Our Research
Detection of 1510bp
Band Using PCR, Gel Electrophoresis to Diagnose E6V Sickle Cell Anemia in Human
CALU-3, BM Cell DNA
Tyler Ash, Kristina Knirk, Nicole Arcy, Jonathon Walters
Abstract
We hypothesized that two primers, complimentary to wild-type and mutant human genomic DNA for the E6V mutation, would successfully discern between these genotypes under optimal primer design and annealing temperatures.Primer specificity will permit amplification via PCR only if proper binding to complimentary DNA occurs (Wu et al, 1988).
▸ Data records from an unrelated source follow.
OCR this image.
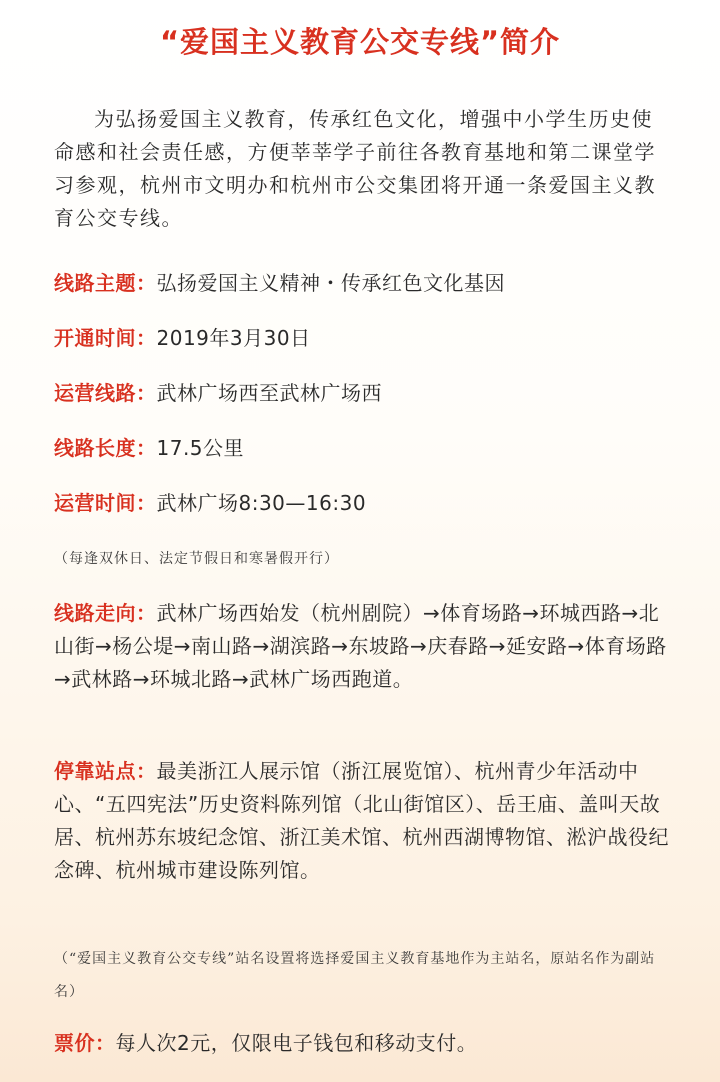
“爱国主义教育公交专线”简介
为弘扬爱国主义教育，传承红色文化，增强中小学生历史使命感和社会责任感，方便莘莘学子前往各教育基地和第二课堂学习参观，杭州市文明办和杭州市公交集团将开通一条爱国主义教育公交专线。
线路主题：弘扬爱国主义精神・传承红色文化基因
开通时间：2019年3月30日
运营线路：武林广场西至武林广场西
线路长度：17.5公里
运营时间：武林广场8:30—16:30
（每逢双休日、法定节假日和寒暑假开行）
线路走向：武林广场西始发（杭州剧院）→体育场路→环城西路→北山街→杨公堤→南山路→湖滨路→东坡路→庆春路→延安路→体育场路→武林路→环城北路→武林广场西跑道。
停靠站点：最美浙江人展示馆（浙江展览馆）、杭州青少年活动中心、“五四宪法”历史资料陈列馆（北山街馆区）、岳王庙、盖叫天故居、杭州苏东坡纪念馆、浙江美术馆、杭州西湖博物馆、淞沪战役纪念碑、杭州城市建设陈列馆。
（“爱国主义教育公交专线”站名设置将选择爱国主义教育基地作为主站名，原站名作为副站名）
票价：每人次2元，仅限电子钱包和移动支付。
Gel electrophoresis was conducted on PCR products to reveal the presence/absence of bands 1510bp in length, indicating the presence/absence of the E6V mutation. With an increase of DMSO and MgCl2, bands at 1510bp were observed for mutant and wild-type DNA. The purpose was to create an assay that can quickly and accurately reveal the presence/absence of sickle cell in individuals (Saiki et al, 1985). A successful assay can be implemented as a genetic diagnostic for prenatal testing, facilitating improved quality of life and decreased mortality rate by early detection benefits and programs (Vichinsky et al, 1988). Sociological surveying of MSU Lyman Briggs students investigated if negativity associated with genetic diseases causes students to be more pessimistic regardless of knowledge of sickle cell anemia (Marteau et al, 1997). This hypothesis was supported, but no correlation was found. Additionally, four subjects consumed sickle cell diets for two weeks, tabulated costs, and compared them to standard diet costs, predicting that sickle cell diets cost more because they require more protein, vegetables, and fruits priced higher than cheaper and unhealthier food eaten in a typical diet (Jetter et al, 2006). This prediction was also supported by the data.
Introduction
Sickle cell anemia is an autosomal recessive genetic disease affecting approximately 5% of the current human population. It is characterized by the sickling of red blood cells under oxygen stress (Bender et al, 2003). Red blood cells contain approximately 250,000,000 hemoglobin proteins (Campbell and Reese, 2008). Two of the four globular protein subunits that make up a hemoglobin protein are manufactured from the β-globin (HBB) gene located on the short arm of chromosome eleven. This gene sequence is 1606 base pairs in length and the resulting protein is 146 amino acids in length (Ashley-Koch et al, 2000). In the United States, 60-70% of sickle cell anemia cases are caused by a single nucleotide polymorphism on codon six of the β-globin gene (Bender et al, 2003). The mutated sequence consists of a thymine replacing an adenine (GAG to GTG), resulting in the amino acid production of valine instead of glutamic acid (Wu et al, 1988; Saiki et al, 1985). Subsequently, the synthesized β-globin protein's structure, in deoxygenated form and on opposite sides of the hemoglobin molecule, assumes a shape with a partially hydrophobic zone that has a propensity to polymerize with the hydrophobic zones of other β-globin subunits. Consequently, hemoglobin molecules can crystallize into fibers, greatly reducing oxygen carrying capacity and resulting in damaged membranes of red blood cells whose structures have distorted into rigid, crescent shapes (Pauling et al, 1949).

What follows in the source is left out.